O relator defende ainda a criação de uma rede nacional reunindo centros de pesquisas em energia elétrica.
Aleluia não chegou a delinear a sua proposta, mas ela deve tomar como base uma emenda apresentada pelo deputado Rômulo Gouveia (PSD-PB) ao projeto de desestatização. Pela emenda, o Cepel teria uma parcela dos recursos que os geradores, transmissores e distribuidores de energia elétrica são obrigados a aplicar em P&D, por exigência da Lei 9.991/00. Além disso, caberia à Agência Nacional de Energia Elétrica (Aneel) definir e aprovar as pesquisas.
"Segurança atemporal"
A emenda foi defendida hoje pelo diretor-geral do Cepel, Marcio Szechtman, que participou de audiência pública promovida pela comissão especial que discute o PL 9463/18. O debate discutiu o papel do centro de pesquisas.
Segundo Szechtman, a emenda garante uma “segurança atemporal” ao centro. “O Cepel exerce um papel de interesse do Estado e da sociedade.
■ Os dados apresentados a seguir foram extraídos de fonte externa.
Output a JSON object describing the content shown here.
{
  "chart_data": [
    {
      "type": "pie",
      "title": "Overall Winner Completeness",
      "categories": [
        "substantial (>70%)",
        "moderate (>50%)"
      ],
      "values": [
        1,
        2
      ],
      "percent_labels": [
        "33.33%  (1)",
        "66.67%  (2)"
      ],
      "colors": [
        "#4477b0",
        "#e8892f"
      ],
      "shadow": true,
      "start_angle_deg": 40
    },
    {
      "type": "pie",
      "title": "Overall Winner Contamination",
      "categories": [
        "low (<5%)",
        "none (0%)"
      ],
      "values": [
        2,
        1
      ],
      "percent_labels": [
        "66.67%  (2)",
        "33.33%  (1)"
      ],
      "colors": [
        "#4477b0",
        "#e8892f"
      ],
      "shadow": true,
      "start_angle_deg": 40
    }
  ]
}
Faz sentido abandonar essas conquistas?”, questionou ele.
O centro surgiu na década de 1970 com o objetivo de diminuir a dependência do Brasil de tecnologias estrangeiras – pelo qual o País pagava royalties – em um momento de forte investimento em geração de energia elétrica. Os fundadores foram a Eletrobras e quatro subsidiárias (Chesf, Furnas, Eletronorte e Eletrosul). Atualmente, o centro possui 214 pesquisadores, que atuam em duas unidades no estado do Rio de Janeiro.
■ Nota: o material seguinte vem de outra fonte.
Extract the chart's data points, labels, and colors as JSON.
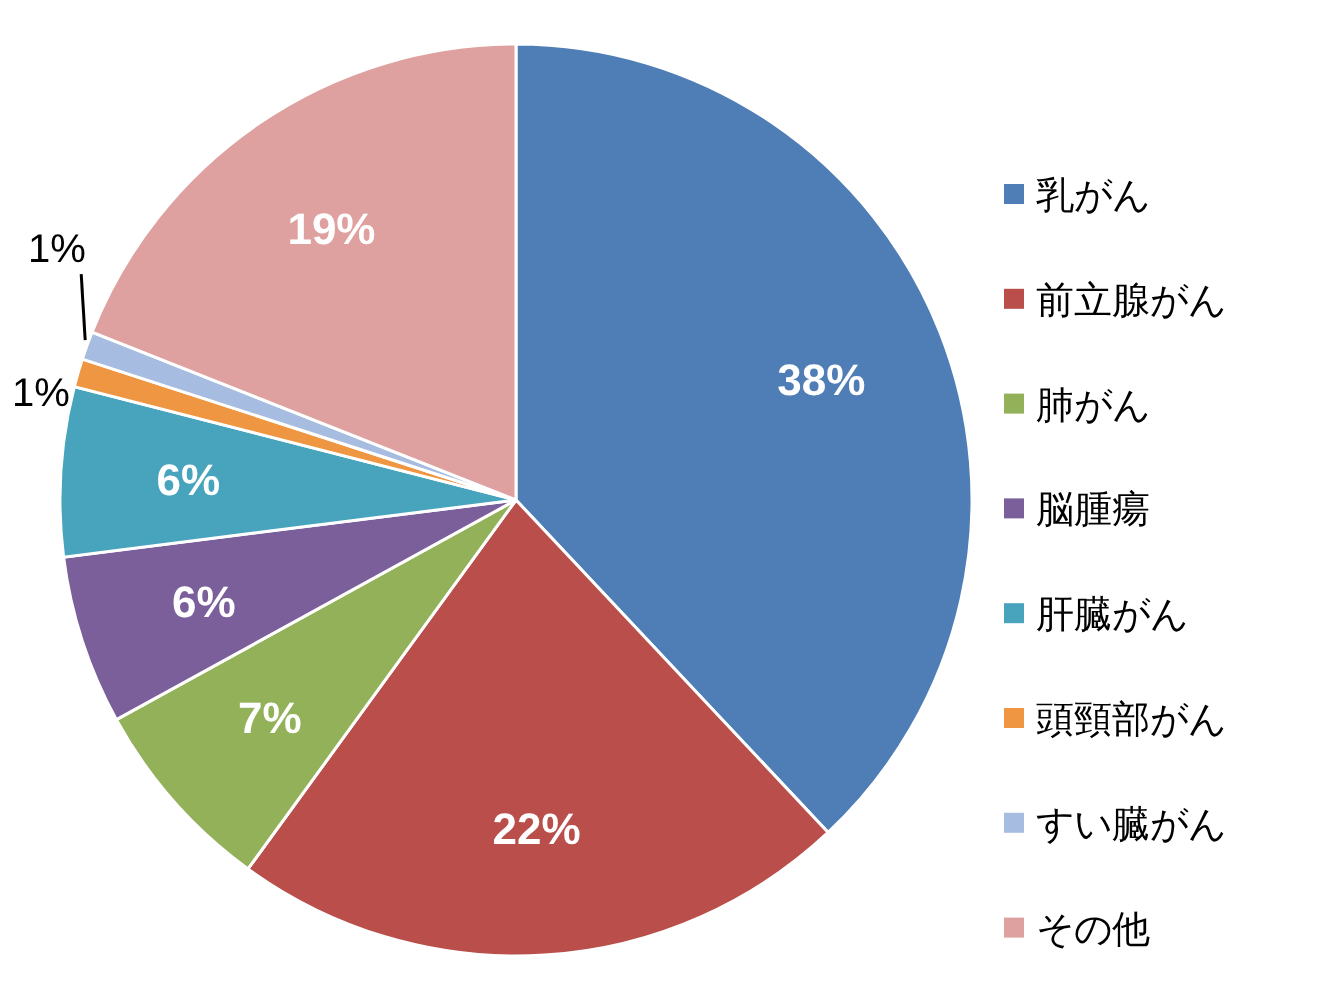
{
  "chart_data": {
    "type": "pie",
    "categories": [
      "乳がん",
      "前立腺がん",
      "肺がん",
      "脳腫瘍",
      "肝臓がん",
      "頭頸部がん",
      "すい臓がん",
      "その他"
    ],
    "values": [
      38,
      22,
      7,
      6,
      6,
      1,
      1,
      19
    ],
    "colors": [
      "#4f7db5",
      "#b94e4a",
      "#93b159",
      "#7a5f9a",
      "#48a4bd",
      "#ef9642",
      "#a6bce0",
      "#dfa0a0"
    ],
    "value_labels": [
      "38%",
      "22%",
      "7%",
      "6%",
      "6%",
      "1%",
      "1%",
      "19%"
    ],
    "legend": "right"
  }
}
Convidado à audiência pública, Agamenon Rodrigues Oliveira, professor da Escola Politécnica da Universidade Federal do Rio de Janeiro (UFRJ), afirmou que o País poderá voltar a ser importador de tecnologia para o setor elétrico com a privatização da Eletrobras e o fim do Cepel. Ele argumenta que os investidores que deverão entrar na privatização da estatal têm seus próprios centros de pesquisa no exterior e deverão trazer de lá os pacotes tecnológicos. “Nós voltamos para a situação da década de 1970”, alertou.
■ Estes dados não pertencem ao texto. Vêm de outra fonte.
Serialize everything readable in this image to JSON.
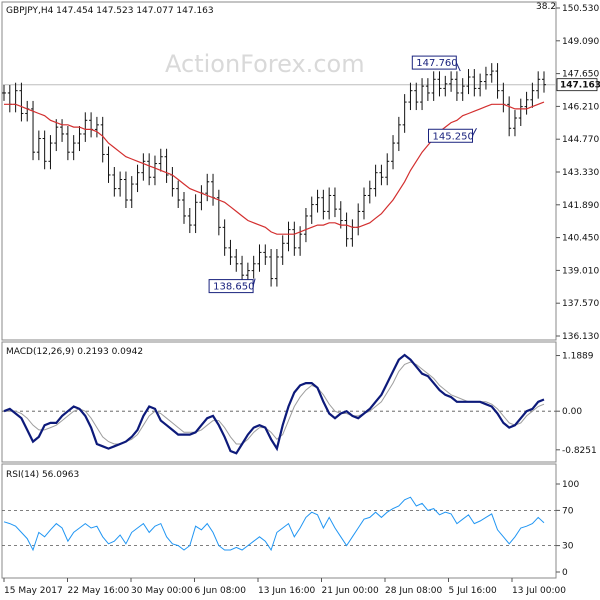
{
  "chart_data": [
    {
      "type": "line",
      "panel": "price",
      "header": "GBPJPY,H4  147.454 147.523 147.077 147.163",
      "watermark": "ActionForex.com",
      "y_ticks": [
        "150.530",
        "149.090",
        "147.650",
        "146.210",
        "144.770",
        "143.330",
        "141.890",
        "140.450",
        "139.010",
        "137.570",
        "136.130"
      ],
      "y_tick_values": [
        150.53,
        149.09,
        147.65,
        146.21,
        144.77,
        143.33,
        141.89,
        140.45,
        139.01,
        137.57,
        136.13
      ],
      "ylim": [
        136.13,
        150.53
      ],
      "x_tick_labels": [
        "15 May 2017",
        "22 May 16:00",
        "30 May 00:00",
        "6 Jun 08:00",
        "13 Jun 16:00",
        "21 Jun 00:00",
        "28 Jun 08:00",
        "5 Jul 16:00",
        "13 Jul 00:00"
      ],
      "current_price": "147.163",
      "current_price_value": 147.163,
      "top_clip_label": "38.2",
      "annotations": [
        {
          "label": "147.760",
          "x": 84.5,
          "y": 147.76
        },
        {
          "label": "145.250",
          "x": 87.5,
          "y": 145.25
        },
        {
          "label": "138.650",
          "x": 46.5,
          "y": 138.65
        }
      ],
      "series": [
        {
          "name": "price",
          "values": [
            146.8,
            146.3,
            146.9,
            145.9,
            146.1,
            144.2,
            144.8,
            143.8,
            144.6,
            145.3,
            145.0,
            144.2,
            144.6,
            145.0,
            145.6,
            145.2,
            145.4,
            144.1,
            143.2,
            142.6,
            143.0,
            142.1,
            142.8,
            143.3,
            143.8,
            143.1,
            143.7,
            144.0,
            143.2,
            142.6,
            142.1,
            141.4,
            141.0,
            142.0,
            142.4,
            142.9,
            142.2,
            140.9,
            140.0,
            139.6,
            139.3,
            138.8,
            139.0,
            139.3,
            139.8,
            139.6,
            138.65,
            139.6,
            140.2,
            140.8,
            140.0,
            140.6,
            141.4,
            141.9,
            142.2,
            141.6,
            142.3,
            141.7,
            141.2,
            140.4,
            140.9,
            141.6,
            142.3,
            142.6,
            143.3,
            143.1,
            143.8,
            144.6,
            145.4,
            146.4,
            146.9,
            146.4,
            147.1,
            146.8,
            147.4,
            147.0,
            147.2,
            147.4,
            146.8,
            147.1,
            147.5,
            147.0,
            147.3,
            147.6,
            147.76,
            146.9,
            146.3,
            145.25,
            145.7,
            146.2,
            146.5,
            146.9,
            147.4,
            147.163
          ]
        },
        {
          "name": "moving-average",
          "values": [
            146.3,
            146.3,
            146.3,
            146.2,
            146.1,
            146.0,
            145.9,
            145.8,
            145.6,
            145.5,
            145.4,
            145.4,
            145.3,
            145.3,
            145.2,
            145.2,
            145.1,
            144.9,
            144.6,
            144.4,
            144.2,
            144.0,
            143.9,
            143.8,
            143.7,
            143.6,
            143.5,
            143.4,
            143.3,
            143.2,
            143.0,
            142.8,
            142.6,
            142.5,
            142.4,
            142.3,
            142.2,
            142.1,
            142.0,
            141.8,
            141.6,
            141.4,
            141.2,
            141.1,
            141.0,
            140.9,
            140.7,
            140.6,
            140.6,
            140.6,
            140.6,
            140.7,
            140.8,
            140.9,
            141.0,
            141.0,
            141.1,
            141.1,
            141.0,
            141.0,
            140.9,
            140.9,
            141.0,
            141.1,
            141.3,
            141.5,
            141.8,
            142.1,
            142.5,
            142.9,
            143.4,
            143.8,
            144.2,
            144.5,
            144.8,
            145.1,
            145.3,
            145.5,
            145.6,
            145.8,
            145.9,
            146.0,
            146.1,
            146.2,
            146.3,
            146.3,
            146.3,
            146.2,
            146.1,
            146.1,
            146.1,
            146.2,
            146.3,
            146.4
          ]
        }
      ]
    },
    {
      "type": "line",
      "panel": "macd",
      "header": "MACD(12,26,9) 0.2193 0.0942",
      "y_ticks": [
        "1.1889",
        "0.00",
        "-0.8251"
      ],
      "y_tick_values": [
        1.1889,
        0.0,
        -0.8251
      ],
      "ylim": [
        -1.0,
        1.35
      ],
      "zero_line": 0.0,
      "series": [
        {
          "name": "macd",
          "values": [
            0.0,
            0.05,
            -0.05,
            -0.15,
            -0.4,
            -0.65,
            -0.55,
            -0.3,
            -0.25,
            -0.25,
            -0.1,
            0.0,
            0.1,
            0.05,
            -0.1,
            -0.35,
            -0.7,
            -0.75,
            -0.8,
            -0.75,
            -0.7,
            -0.65,
            -0.55,
            -0.4,
            -0.1,
            0.1,
            0.05,
            -0.2,
            -0.3,
            -0.4,
            -0.5,
            -0.5,
            -0.5,
            -0.45,
            -0.3,
            -0.15,
            -0.1,
            -0.3,
            -0.55,
            -0.85,
            -0.9,
            -0.7,
            -0.5,
            -0.35,
            -0.3,
            -0.35,
            -0.6,
            -0.8,
            -0.3,
            0.1,
            0.4,
            0.55,
            0.6,
            0.6,
            0.5,
            0.2,
            -0.05,
            -0.15,
            -0.05,
            0.0,
            -0.1,
            -0.15,
            -0.05,
            0.05,
            0.2,
            0.35,
            0.6,
            0.85,
            1.1,
            1.2,
            1.1,
            0.95,
            0.8,
            0.75,
            0.6,
            0.45,
            0.35,
            0.3,
            0.2,
            0.2,
            0.2,
            0.2,
            0.2,
            0.15,
            0.1,
            -0.05,
            -0.25,
            -0.35,
            -0.3,
            -0.15,
            0.0,
            0.05,
            0.2,
            0.25
          ]
        },
        {
          "name": "signal",
          "values": [
            0.0,
            0.0,
            0.0,
            -0.05,
            -0.15,
            -0.3,
            -0.4,
            -0.4,
            -0.35,
            -0.3,
            -0.2,
            -0.1,
            0.0,
            0.05,
            0.0,
            -0.15,
            -0.35,
            -0.55,
            -0.65,
            -0.7,
            -0.7,
            -0.65,
            -0.6,
            -0.5,
            -0.3,
            -0.1,
            0.0,
            -0.05,
            -0.15,
            -0.25,
            -0.35,
            -0.45,
            -0.45,
            -0.45,
            -0.4,
            -0.3,
            -0.2,
            -0.2,
            -0.35,
            -0.55,
            -0.7,
            -0.7,
            -0.6,
            -0.45,
            -0.35,
            -0.35,
            -0.45,
            -0.6,
            -0.5,
            -0.2,
            0.1,
            0.3,
            0.45,
            0.55,
            0.5,
            0.35,
            0.15,
            0.0,
            -0.05,
            -0.05,
            -0.1,
            -0.1,
            -0.05,
            0.0,
            0.1,
            0.2,
            0.4,
            0.6,
            0.85,
            1.0,
            1.05,
            1.0,
            0.9,
            0.8,
            0.7,
            0.55,
            0.45,
            0.35,
            0.3,
            0.25,
            0.2,
            0.2,
            0.2,
            0.2,
            0.15,
            0.05,
            -0.1,
            -0.25,
            -0.3,
            -0.25,
            -0.1,
            0.0,
            0.1,
            0.15
          ]
        }
      ]
    },
    {
      "type": "line",
      "panel": "rsi",
      "header": "RSI(14) 56.0963",
      "y_ticks": [
        "100",
        "70",
        "30",
        "0"
      ],
      "y_tick_values": [
        100,
        70,
        30,
        0
      ],
      "ylim": [
        0,
        100
      ],
      "ref_lines": [
        70,
        30
      ],
      "series": [
        {
          "name": "rsi",
          "values": [
            57,
            55,
            52,
            45,
            38,
            25,
            45,
            40,
            48,
            55,
            50,
            35,
            45,
            50,
            55,
            50,
            52,
            40,
            32,
            35,
            42,
            32,
            45,
            50,
            55,
            45,
            52,
            55,
            40,
            32,
            30,
            25,
            30,
            52,
            48,
            55,
            45,
            30,
            25,
            25,
            28,
            25,
            30,
            35,
            40,
            35,
            25,
            45,
            50,
            55,
            40,
            50,
            62,
            68,
            65,
            50,
            62,
            50,
            40,
            30,
            40,
            50,
            60,
            62,
            68,
            62,
            68,
            72,
            75,
            82,
            85,
            75,
            78,
            70,
            72,
            65,
            68,
            66,
            55,
            60,
            65,
            55,
            58,
            62,
            66,
            48,
            40,
            32,
            40,
            50,
            52,
            55,
            62,
            56
          ]
        }
      ]
    }
  ]
}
O deputado Leônidas Cristino (PDT-CE) manifestou opinião semelhante. “Os compradores [da Eletrobras] vão trazer para o País os seus institutos de pesquisa”, comentou. “Eles querem comandar o sistema.” Glauber Braga (Psol-RJ) questionou a intenção do governo de dar um prazo para encerrar o financiamento da Eletrobras ao Cepel. “Só tem uma resposta possível para isso: é fazer com que o Brasil fique completamente dependente de interesses que não são nacionais”, sustentou. Por sua vez, a deputada Luciana Santos (PCdoB-PE) disse que o modelo proposto pelo governo para o Cepel significa um retrocesso.
Reunião
Na próxima semana, a comissão especial fará audiências públicas para debater o futuro das tarifas de energia elétrica com a privatização da Eletrobras. Hoje os integrantes do colegiado se reuniram para tentar definir um prazo para o término das discussões e o início da votação do parecer do relator – ainda em elaboração –, mas não houve acordo.
Conforme o deputado Patrus Ananias (PT-MG), 2º vice-presidente da comissão, e que presidiu audiência pública desta quarta, as conversas têm sido positivas e rumam para um “consenso progressivo”. “Nós, da oposição, queremos ampliar o tempo do debate, para que essa discussão chegue à sociedade”, declarou. “Por outro lado, os que apoiam o governo querem agilizar. E nós estamos buscando um ponto de equilíbrio, um ponto de encontro.”
A comissão especial fará uma nova tentativa, no próximo dia 2 de maio, de chegar a um consenso sobre o prazo de funcionamento do colegiado.
Hoje, o presidente da Câmara, Rodrigo Maia, defendeu a privatização da Eletrobras e disse que o setor elétrico gera prejuízos aos cofres públicos. Nos últimos seis anos, segundo ele, o sistema Eletrobras tirou do cidadão R$ 90 bilhões, e o governo só teve capacidade de investir R$ 25 milhões no segmento. “Se tivéssemos economizado esse dinheiro, teríamos mais investimento em infraestrutura e na área de educação, saúde e segurança”, afirmou o presidente.
Também tramita no Congresso Nacional uma medida provisória (MP 814/17) que abre caminho para a privatização da Eletrobras e de subsidiárias. O texto está em análise em comissão mista.